Он был душой «Среды». Для меня, только что принятого, эти собрания, в частности дом Сергеича, навсегда связаны с первыми литературными шагами, первыми встреченными писателями, первыми чтениями — в полутемном кабинете Сергеича, под бледным кругом лампы с зеленым абажуром, перед старшими художниками дела нашего, некоторые из которых вызывали восхищение и жуткое волненье. Очень страшно так читать, впервые, не забудешь… Небольшая, полная этюдов Васнецова, Поленова, Левитана квартира Сергеича наполнялась, сидели и в гостиной под какими-то персидскими щитами, у бухарских копий, в кабинете на гинекологическом ложе, спорили о символистах, декадентах (тогда модный спор), быте, реализме и т. п. А потом слушали — очень часто читал Андреев. Реже Бунин, Телешов, я и другие. Кончалось все ужином. Сергеич сам готовил удивительнейшую селедку, хоть бы в «Прагу». Разные водки в графинчиках, пироги, грибы, заливные… вообще Москва — то русское тепло, и тот уют, немножко лень, беспечность, «миловидность», что и есть старая Русь.
Расходились поздно. По скрипучему снегу, под холодными звездами, шли пешком, хохотали, досказывали недосказанное, дразнили друг друга. Иногда старый писатель Гославский, с серебряной бородой — его звали Богом Саваофом за торжественный вид, — сильно подвыпив, начинал бранить кого-нибудь, меня, например, — неизвестно за что. Звали Ваньку, усаживали Гославского, кто-нибудь вроде безответного Ивана Алексеича Белоусова, в хохлацкой шапке и шевченковских усах, и увозили его.

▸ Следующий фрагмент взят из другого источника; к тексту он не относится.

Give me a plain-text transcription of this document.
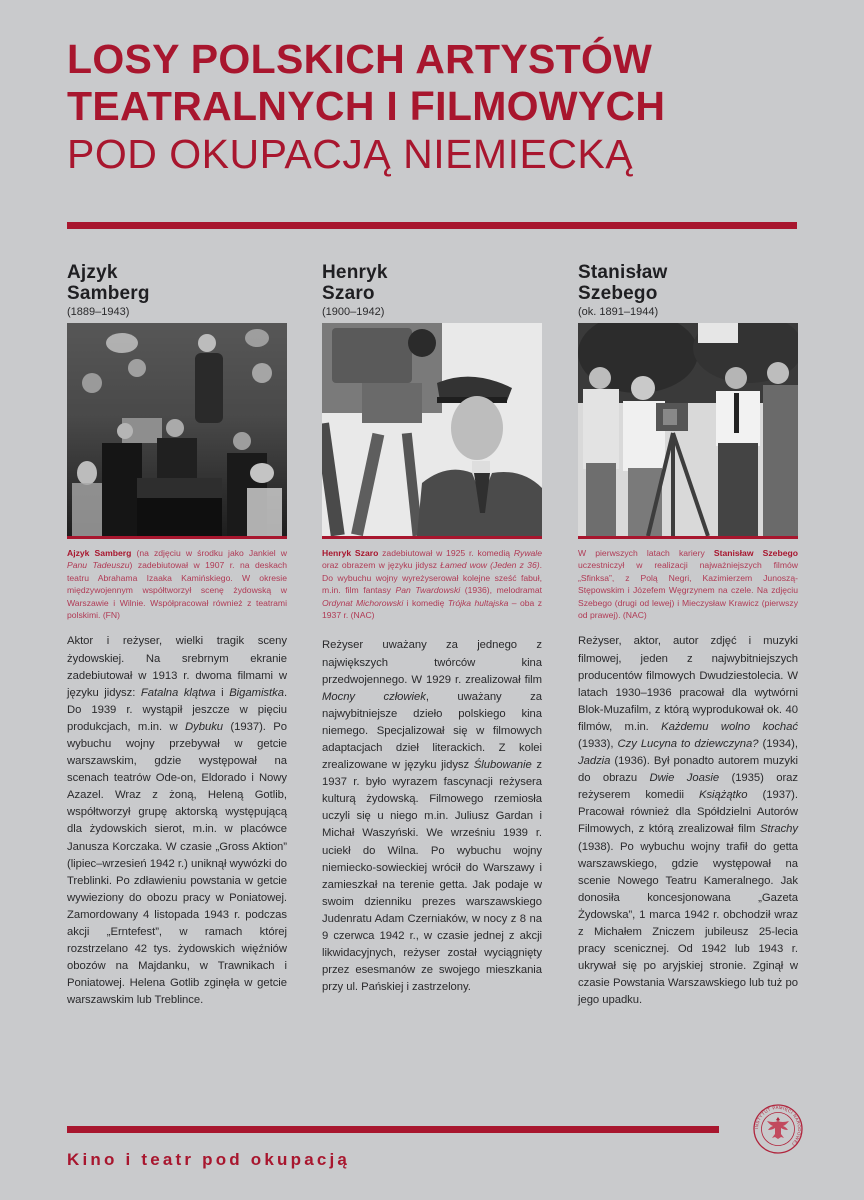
LOSY POLSKICH ARTYSTÓW
TEATRALNYCH I FILMOWYCH
POD OKUPACJĄ NIEMIECKĄ
Ajzyk
Samberg
(1889–1943)
Ajzyk Samberg (na zdjęciu w środku jako Jankiel w Panu Tadeuszu) zadebiutował w 1907 r. na deskach teatru Abrahama Izaaka Kamińskiego. W okresie międzywojennym współtworzył scenę żydowską w Warszawie i Wilnie. Współpracował również z teatrami polskimi. (FN)
Aktor i reżyser, wielki tragik sceny żydowskiej. Na srebrnym ekranie zadebiutował w 1913 r. dwoma filmami w języku jidysz: Fatalna klątwa i Bigamistka. Do 1939 r. wystąpił jeszcze w pięciu produkcjach, m.in. w Dybuku (1937). Po wybuchu wojny przebywał w getcie warszawskim, gdzie występował na scenach teatrów Ode-on, Eldorado i Nowy Azazel. Wraz z żoną, Heleną Gotlib, współtworzył grupę aktorską występującą dla żydowskich sierot, m.in. w placówce Janusza Korczaka. W czasie „Gross Aktion” (lipiec–wrzesień 1942 r.) uniknął wywózki do Treblinki. Po zdławieniu powstania w getcie wywieziony do obozu pracy w Poniatowej. Zamordowany 4 listopada 1943 r. podczas akcji „Erntefest”, w ramach której rozstrzelano 42 tys. żydowskich więźniów obozów na Majdanku, w Trawnikach i Poniatowej. Helena Gotlib zginęła w getcie warszawskim lub Treblince.
Henryk
Szaro
(1900–1942)
Henryk Szaro zadebiutował w 1925 r. komedią Rywale oraz obrazem w języku jidysz Łamed wow (Jeden z 36). Do wybuchu wojny wyreżyserował kolejne sześć fabuł, m.in. film fantasy Pan Twardowski (1936), melodramat Ordynat Michorowski i komedię Trójka hultajska – oba z 1937 r. (NAC)
Reżyser uważany za jednego z największych twórców kina przedwojennego. W 1929 r. zrealizował film Mocny człowiek, uważany za najwybitniejsze dzieło polskiego kina niemego. Specjalizował się w filmowych adaptacjach dzieł literackich. Z kolei zrealizowane w języku jidysz Ślubowanie z 1937 r. było wyrazem fascynacji reżysera kulturą żydowską. Filmowego rzemiosła uczyli się u niego m.in. Juliusz Gardan i Michał Waszyński. We wrześniu 1939 r. uciekł do Wilna. Po wybuchu wojny niemiecko-sowieckiej wrócił do Warszawy i zamieszkał na terenie getta. Jak podaje w swoim dzienniku prezes warszawskiego Judenratu Adam Czerniaków, w nocy z 8 na 9 czerwca 1942 r., w czasie jednej z akcji likwidacyjnych, reżyser został wyciągnięty przez esesmanów ze swojego mieszkania przy ul. Pańskiej i zastrzelony.
Stanisław
Szebego
(ok. 1891–1944)
W pierwszych latach kariery Stanisław Szebego uczestniczył w realizacji najważniejszych filmów „Sfinksa”, z Polą Negri, Kazimierzem Junoszą-Stępowskim i Józefem Węgrzynem na czele. Na zdjęciu Szebego (drugi od lewej) i Mieczysław Krawicz (pierwszy od prawej). (NAC)
Reżyser, aktor, autor zdjęć i muzyki filmowej, jeden z najwybitniejszych producentów filmowych Dwudziestolecia. W latach 1930–1936 pracował dla wytwórni Blok-Muzafilm, z którą wyprodukował ok. 40 filmów, m.in. Każdemu wolno kochać (1933), Czy Lucyna to dziewczyna? (1934), Jadzia (1936). Był ponadto autorem muzyki do obrazu Dwie Joasie (1935) oraz reżyserem komedii Książątko (1937). Pracował również dla Spółdzielni Autorów Filmowych, z którą zrealizował film Strachy (1938). Po wybuchu wojny trafił do getta warszawskiego, gdzie występował na scenie Nowego Teatru Kameralnego. Jak donosiła koncesjonowana „Gazeta Żydowska”, 1 marca 1942 r. obchodził wraz z Michałem Zniczem jubileusz 25-lecia pracy scenicznej. Od 1942 lub 1943 r. ukrywał się po aryjskiej stronie. Zginął w czasie Powstania Warszawskiego lub tuż po jego upadku.
Kino i teatr pod okupacją
INSTYTUT PAMIĘCI NARODOWEJ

Сергеича я полюбил скоро и крепко. Да и как было не любить этого славного и такого открытого — весь нараспашку — «прелестника» из Хамовников? Он был мне старший, вроде дядюшки и заступника. Если какая беда, затруднение или болезнь, он тут как тут, зимой в серой мерлушковой шапке, всегда живой и картинный, многоречиво-приветливый. Правда, он больше сам говорит. Слушает неохотно, рассеянно. Чувствуешь, что только скользит по нем…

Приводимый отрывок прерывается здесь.